Another confession: one of the things that makes redheads different is that we say we’re different and, borrowing from the actions of many another group before us, hold festivals across the planet where we celebrate that difference, and try to do our bit to turn the negative of otherness on its head. There’s a new such festival in Melbourne this month; one planned for Plymouth later in 2016; others in Chicago, in Ireland, in Holland (the biggest of them all) and in 2014 there was even one on the Carrot Kibbutz in Israel. We have redhead internet groups – Ginger Parrot and Ginger with Attitude are two of the biggest in the UK; and even our own redhead web series, Redheads Anonymous. This does not happen for blondes or brunettes. We have our champions – Thomas Knights, Julianne Moore and Prince Harry, to name but three.
But difference can’t exist without its opposite, the agreed ‘norm’, and as I discovered in researching my book RED: A Natural History of the Redhead, while the fact of having red hair has always been perceived as setting redheads apart, what that difference has meant has itself differed – hugely. To an ancient Greek or Roman, my red hair would have meant I was everything they regarded as barbarian. In medieval Europe, it would have meant I was Jewish. The Tudor chronicler Richard Stanyhurst would have seen it as proof-positive that somewhere in my past I had bastardly Scythian blood; while 19th-century anthropologists would have seen it as a sign that my ancestors had been Vikings. From time immemorial, it signified that, as a woman, I was both sluttish and dangerous, although if you could get me into bed, it – the colour of my hair – would promise, in the words of the sociologist Grant McCracken in Big Hair (1995), ‘sensual delights of extraordinary proportions’.
By contrast, had I been a man, it would have meant I was a wimp. Over and over again, I have been told that it means I am Irish or Scottish (I am neither), while in Serbia, in the 19th century, as in South Park in 2005, it would have meant I was a vampire. Thank you, Cartman.
What is ‘difference’, anyway? We’re told to embrace it, and if we are it, to be proud.
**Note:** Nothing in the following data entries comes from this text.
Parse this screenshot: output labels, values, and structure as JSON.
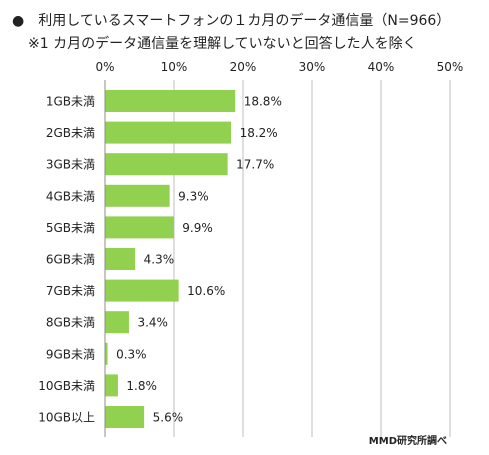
{
  "header": {
    "bullet": "●",
    "title": "利用しているスマートフォンの１カ月のデータ通信量（N=966）",
    "subtitle": "※1 カ月のデータ通信量を理解していないと回答した人を除く"
  },
  "source": "MMD研究所調べ",
  "colors": {
    "bar": "#92D050",
    "grid": "#BFBFBF",
    "text": "#222222"
  },
  "chart_data": {
    "type": "bar",
    "orientation": "horizontal",
    "title": "利用しているスマートフォンの１カ月のデータ通信量（N=966）",
    "categories": [
      "1GB未満",
      "2GB未満",
      "3GB未満",
      "4GB未満",
      "5GB未満",
      "6GB未満",
      "7GB未満",
      "8GB未満",
      "9GB未満",
      "10GB未満",
      "10GB以上"
    ],
    "values": [
      18.8,
      18.2,
      17.7,
      9.3,
      9.9,
      4.3,
      10.6,
      3.4,
      0.3,
      1.8,
      5.6
    ],
    "value_labels": [
      "18.8%",
      "18.2%",
      "17.7%",
      "9.3%",
      "9.9%",
      "4.3%",
      "10.6%",
      "3.4%",
      "0.3%",
      "1.8%",
      "5.6%"
    ],
    "x_ticks": [
      0,
      10,
      20,
      30,
      40,
      50
    ],
    "x_tick_labels": [
      "0%",
      "10%",
      "20%",
      "30%",
      "40%",
      "50%"
    ],
    "xlim": [
      0,
      50
    ],
    "axis_position": "top",
    "grid": true,
    "legend": "none"
  }
}
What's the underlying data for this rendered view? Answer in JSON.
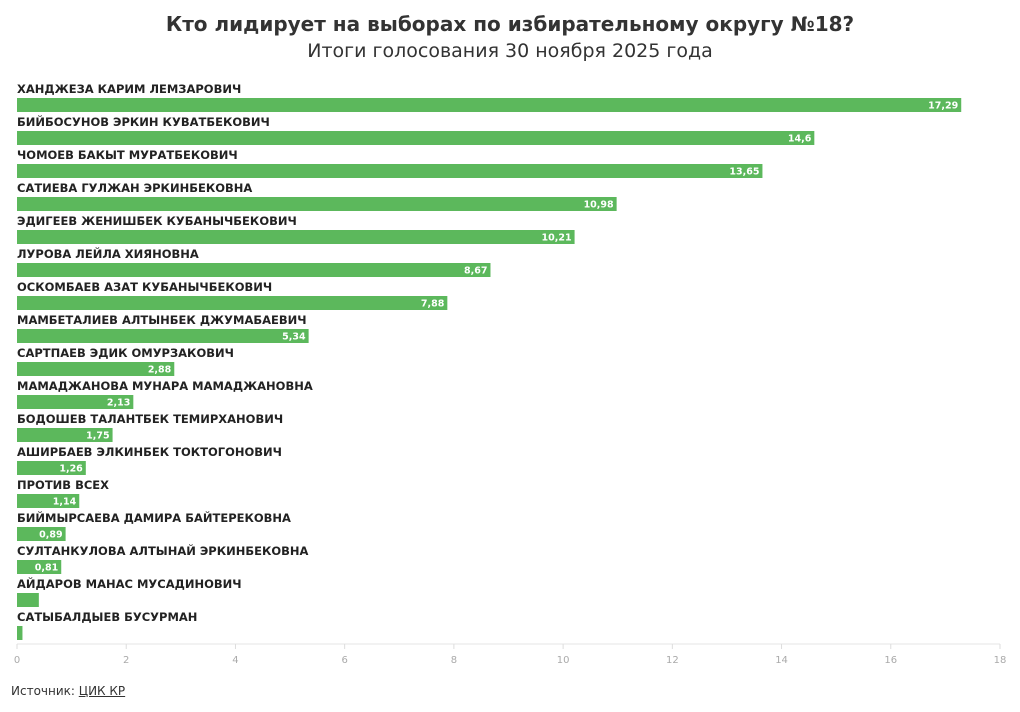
{
  "title": "Кто лидирует на выборах по избирательному округу №18?",
  "subtitle": "Итоги голосования 30 ноября 2025 года",
  "source": {
    "label": "Источник:",
    "link_text": "ЦИК КР"
  },
  "chart_data": {
    "type": "bar",
    "orientation": "horizontal",
    "bar_color": "#5cb85c",
    "categories": [
      "ХАНДЖЕЗА КАРИМ ЛЕМЗАРОВИЧ",
      "БИЙБОСУНОВ ЭРКИН КУВАТБЕКОВИЧ",
      "ЧОМОЕВ БАКЫТ МУРАТБЕКОВИЧ",
      "САТИЕВА ГУЛЖАН ЭРКИНБЕКОВНА",
      "ЭДИГЕЕВ ЖЕНИШБЕК КУБАНЫЧБЕКОВИЧ",
      "ЛУРОВА ЛЕЙЛА ХИЯНОВНА",
      "ОСКОМБАЕВ АЗАТ КУБАНЫЧБЕКОВИЧ",
      "МАМБЕТАЛИЕВ АЛТЫНБЕК ДЖУМАБАЕВИЧ",
      "САРТПАЕВ ЭДИК ОМУРЗАКОВИЧ",
      "МАМАДЖАНОВА МУНАРА МАМАДЖАНОВНА",
      "БОДОШЕВ ТАЛАНТБЕК ТЕМИРХАНОВИЧ",
      "АШИРБАЕВ ЭЛКИНБЕК ТОКТОГОНОВИЧ",
      "ПРОТИВ ВСЕХ",
      "БИЙМЫРСАЕВА ДАМИРА БАЙТЕРЕКОВНА",
      "СУЛТАНКУЛОВА АЛТЫНАЙ ЭРКИНБЕКОВНА",
      "АЙДАРОВ МАНАС МУСАДИНОВИЧ",
      "САТЫБАЛДЫЕВ БУСУРМАН"
    ],
    "values": [
      17.29,
      14.6,
      13.65,
      10.98,
      10.21,
      8.67,
      7.88,
      5.34,
      2.88,
      2.13,
      1.75,
      1.26,
      1.14,
      0.89,
      0.81,
      0.4,
      0.1
    ],
    "data_labels": [
      "17,29",
      "14,6",
      "13,65",
      "10,98",
      "10,21",
      "8,67",
      "7,88",
      "5,34",
      "2,88",
      "2,13",
      "1,75",
      "1,26",
      "1,14",
      "0,89",
      "0,81",
      "",
      ""
    ],
    "xlim": [
      0,
      18
    ],
    "xticks": [
      "0",
      "2",
      "4",
      "6",
      "8",
      "10",
      "12",
      "14",
      "16",
      "18"
    ],
    "grid": false
  }
}
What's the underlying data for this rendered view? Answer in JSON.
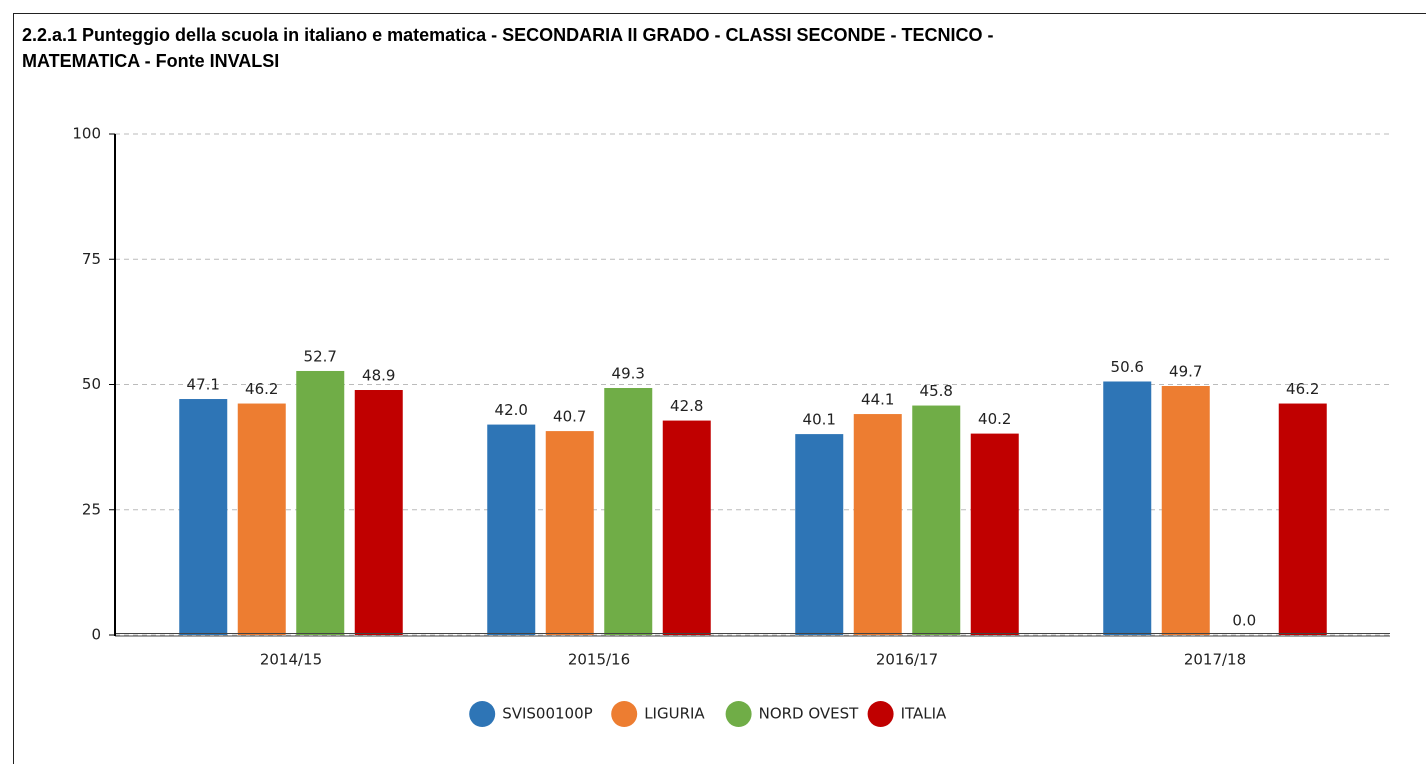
{
  "chart_data": {
    "type": "bar",
    "title": "2.2.a.1 Punteggio della scuola in italiano e matematica - SECONDARIA II GRADO - CLASSI SECONDE - TECNICO -",
    "subtitle": "MATEMATICA - Fonte INVALSI",
    "categories": [
      "2014/15",
      "2015/16",
      "2016/17",
      "2017/18"
    ],
    "series": [
      {
        "name": "SVIS00100P",
        "color": "#2e75b6",
        "values": [
          47.1,
          42.0,
          40.1,
          50.6
        ],
        "value_labels": [
          "47.1",
          "42.0",
          "40.1",
          "50.6"
        ]
      },
      {
        "name": "LIGURIA",
        "color": "#ed7d31",
        "values": [
          46.2,
          40.7,
          44.1,
          49.7
        ],
        "value_labels": [
          "46.2",
          "40.7",
          "44.1",
          "49.7"
        ]
      },
      {
        "name": "NORD OVEST",
        "color": "#70ad47",
        "values": [
          52.7,
          49.3,
          45.8,
          0.0
        ],
        "value_labels": [
          "52.7",
          "49.3",
          "45.8",
          "0.0"
        ]
      },
      {
        "name": "ITALIA",
        "color": "#c00000",
        "values": [
          48.9,
          42.8,
          40.2,
          46.2
        ],
        "value_labels": [
          "48.9",
          "42.8",
          "40.2",
          "46.2"
        ]
      }
    ],
    "ylim": [
      0,
      100
    ],
    "yticks": [
      0,
      25,
      50,
      75,
      100
    ],
    "grid": true,
    "legend": "bottom"
  }
}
Making a difference, thinking differently, marching to the beat of a different drum – these are all spoken of as positives. Yet as any bullied child or marginalised adult can affirm, being different can put you in one of the loneliest and scariest places you could ever find yourself, while as a species we fear anything different, anything ‘other’, so violently that we will go to war over it.
Now a couple of reviewers took the discussion of difference in RED completely the wrong way, and accused my book of claiming that redheads have suffered the same kind of prejudice visited upon, say, the gay, or the Jewish, or the black communities. It makes no such claim; nor do I. As well as being a redhead I should say I am also white, middle class and university-educated and, lucky me, discrimination or prejudice or stereotyping is not something I have really had to counter in my life at all. But everyone perceived as being different, as Tolstoy might have put it, experiences being different in the same way. Whatever you have that makes you stand out from those about you, whether it’s religious belief or sexual orientation, or skin or hair colour, that will be the characteristic with which you will be stereotyped by those unlike you.
Way back in 1659, Obadiah Walker, the Master of University College, Oxford, spoke against the ‘putting of disesteem’ (lovely word!) and of the ‘vilifying of red-hair’d men’. ‘I could wish,’ he said, and you can hear the weary sigh, ‘that men would not hoodwink themselves with their own prejudice.’ They did, however, and they still do; we all do. So if you’re not a redhead and want to know how different it is being one, the best answer I can give you is this: I am exactly as different as you make me.